Business up for electric car conversions

WALTON, KANSAS - Times are tough for big automakers trying to stay afloat in a cantankerous economy, but Wayne Alexander has his hands full keeping up with demand for his cars.

Alexander converts gas-powered vehicles to all-electric systems in his south-central Kansas garage, where business is booming and backed up.

"It's always been steady, but this is out of hand now," says Alexander, 63, of Walton. "I have them waiting in line. With all the parts in front of me, I just jump from car to car, like an assembly line."

While the economy tanks, new car sales drop and major automakers tinker with their plans to mass-produce electric cars, the market for electric vehicle conversions has shown signs of growth.

Of the 240 million vehicles on U.S. roads, about 70,000 are electric, up from about 56,000 in 2005, according to the Electric Drive Transportation Association. That estimate, however, includes conversions, factory-built electric cars and low-speed roadworthy electric vehicles like forklifts, said Jennifer Watts, EDTA spokeswoman.

Several automakers have announced plans for electric cars, and although technologies have been emerging quickly, plans for the mass-marketed electric vehicles have been delayed in part by a tight credit market and the troubled economy.

General Motors' four-cylinder electric Chevy Volt has an expected roll-out date of late 2010 and an initial price of about $40,000. Tesla Motors's 2009 Roadster is on sale now for about $109,000 but has a 12-month wait period, according to its Web site.

But if Alexander's customers are any indication, some people don't want to wait around for electric cars from the big auto players — or they don't want to pay the expected price of upward of $40,000.

Alexander, who's been converting cars to electric for more than 30 years — "since the first oil embargo" — charges about $12,500 to convert any car or pickup truck to electric.

He now converts about four cars a month, up from about one or two cars a month last year, and believes he's got the busiest conversion shop in the country. He says his cars can normally reach speeds up to 70 mph and can go about 35 miles at that speed on a single charge. They plug into a 110-volt outlet and are recharged in about five hours.

Operators of some of the several U.S. conversion-related businesses also report recent sales boosts.

Ryan Bohm, owner of EV Source LLC, a Logan, Utah-based company that sells electric vehicle components, says his business has grown by about a third since summer.

"There definitely has been an upturn. A lot of people ask me if business has gone down with the downturn in the economy, but it has stayed really strong," said Bohm, who started EV Source as a part-time business in 2005.

He went full-time a year ago "because it was so crazy busy," Bohm said. "Ever since then it's just been a deluge of keeping things afloat."

Bill Lentfer, of Electro Automotive, which sells conversion kits and equipment for all-electric vehicles, also says business has grown recently. The people buying his conversion kits have also changed.
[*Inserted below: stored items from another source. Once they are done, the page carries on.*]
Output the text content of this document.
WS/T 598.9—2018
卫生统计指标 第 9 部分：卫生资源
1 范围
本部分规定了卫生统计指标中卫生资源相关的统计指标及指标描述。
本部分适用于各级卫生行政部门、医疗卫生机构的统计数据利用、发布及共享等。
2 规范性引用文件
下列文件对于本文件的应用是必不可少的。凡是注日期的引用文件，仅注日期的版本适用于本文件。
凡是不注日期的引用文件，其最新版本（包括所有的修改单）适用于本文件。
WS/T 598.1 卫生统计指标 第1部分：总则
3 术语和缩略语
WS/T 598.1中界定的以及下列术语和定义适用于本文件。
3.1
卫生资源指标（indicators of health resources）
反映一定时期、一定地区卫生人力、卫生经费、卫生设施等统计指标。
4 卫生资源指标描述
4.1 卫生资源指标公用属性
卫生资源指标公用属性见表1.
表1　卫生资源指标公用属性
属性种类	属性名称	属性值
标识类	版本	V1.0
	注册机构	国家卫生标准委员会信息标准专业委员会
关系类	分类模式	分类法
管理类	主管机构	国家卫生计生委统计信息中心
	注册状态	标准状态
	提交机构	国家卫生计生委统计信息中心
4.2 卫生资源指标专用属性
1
"Before we had only retired people, hobbyists, and, you know, people who wanted to stick it to the man," Lentfer said. "Now we get more professionals, surgeons and business people."

Electro Automotive, based in Santa Cruz, Calif., has been in business since 1979, and sells a base lead-acid battery do-it-yourself kit for about $10,000. Lentfer said his company is selling between eight to 10 kits a week, as opposed to two to three kits a week in 2005.

He says the company has sold about 2,000 kits overall.

"Things were really slow there for a while," he says. "But that's still more (electric) than GM has put out."

Alexander, who says "anything can be converted," prefers to work on pickups because he says they can better handle the weight of the 900-pound lead-acid battery.

"They're basically bulletproof, maintenance free," Alexander says of his conversions. His first conversion was a '59 Morris Minor that he outfitted with an electric forklift engine.

"You had to throw it in reverse" to get it to stop, he said. But after that he was hooked.

"As fast as I would make them, someone always wanted to buy one," he said.

Al Pugsley, 68, of Prairie Village, Kan., drives around in a red Chevy S-10 long bed pickup that Alexander found for him at an auction and converted in 2006.

"I try to use it every day. I go to the gym to work out. I go to the bank, the grocery store, downtown to meetings," says Pugsley, a retired commercial airline pilot. "Wherever I need to go, as long as it's not over 35 miles."

Pugsley estimates it costs him 3 cents a mile for electricity to charge his car, which he does at home. He says he's not too concerned about conversion businesses being hurt when or if major automakers start mass-producing electric cars.

"If you already have an older car, and you don't have the $45,000 or $50,000 to pay for a new electric car, a conversion will do," says Pugsley.